I am optimizing prompt for llama2 model with Transformers.jl and I occasionally see this error.

CUDNNError: CUDNN_STATUS_NOT_SUPPORTED (code 9)
Stacktrace:
  [1] throw_api_error
    @ ~/.julia/packages/cuDNN/YkZhm/src/libcudnn.jl:11
  [2] check
    @ ~/.julia/packages/cuDNN/YkZhm/src/libcudnn.jl:21 [inlined]
  [3] cudnnSetTensorNdDescriptorEx
    @ ~/.julia/packages/CUDA/tVtYo/lib/utils/call.jl:26
  [4] cudnnTensorDescriptor
    @ ~/.julia/packages/cuDNN/YkZhm/src/descriptors.jl:40
  [5] #cudnnTensorDescriptor#607
    @ ~/.julia/packages/cuDNN/YkZhm/src/tensor.jl:9 [inlined]
  [6] #cudnnSoftmaxForward!#688
    @ ~/.julia/packages/cuDNN/YkZhm/src/softmax.jl:17 [inlined]
  [7] cudnnSoftmaxForward!
    @ ~/.julia/packages/cuDNN/YkZhm/src/softmax.jl:17 [inlined]
  [8] #softmax!#50
    @ ~/.julia/packages/NNlibCUDA/C6t0p/src/cudnn/softmax.jl:73
  [9] softmax!
    @ ~/.julia/packages/NNlibCUDA/C6t0p/src/cudnn/softmax.jl:70 [inlined]
 [10] softmax!
    @ ~/.julia/packages/NNlibCUDA/C6t0p/src/cudnn/softmax.jl:70
 [11] #_collapseddims#15
    @ ~/.julia/packages/NeuralAttentionlib/3zeYG/src/matmul/collapseddims.jl:141
 [12] _collapseddims
    @ ~/.julia/packages/NeuralAttentionlib/3zeYG/src/matmul/collapseddims.jl:138 [inline
...

The stacktrace is not complete not to clutter, but I think it covers the important part. But I do not know, what to think about it. Could be due to being close to the memory limit of the GPU?
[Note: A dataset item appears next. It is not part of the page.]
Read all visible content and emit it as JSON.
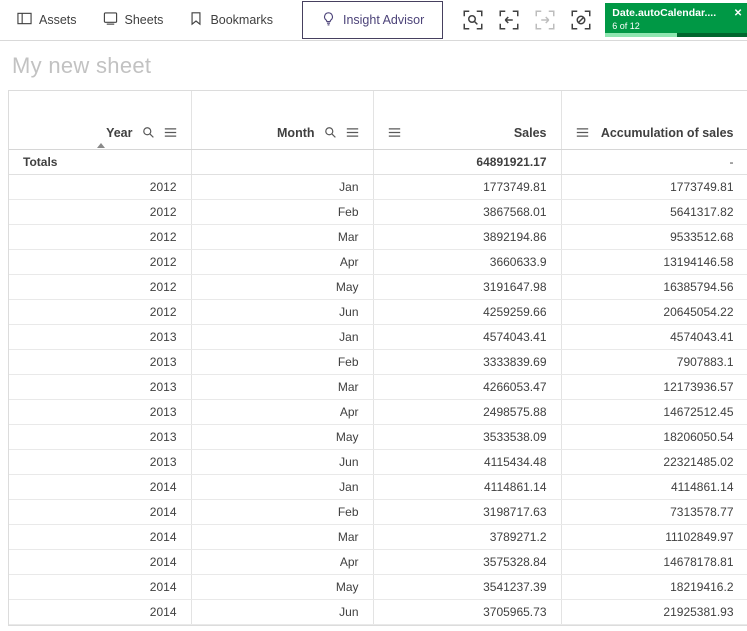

Unlikely, that would manifest as a different error. It seems like NNlib is invoking CUDNN using invalid params here. Maybe try running with JULIA_DEBUG=cuDNN, and inspecting the arguments/inputs to the API call that fail. If you cross-reference to the NVIDIA docs of cudnnSetTensorNdDescriptorEx, you might learn what is being set incorrectly here.

Thanks tim, i will try to hunt this down. This is good advice.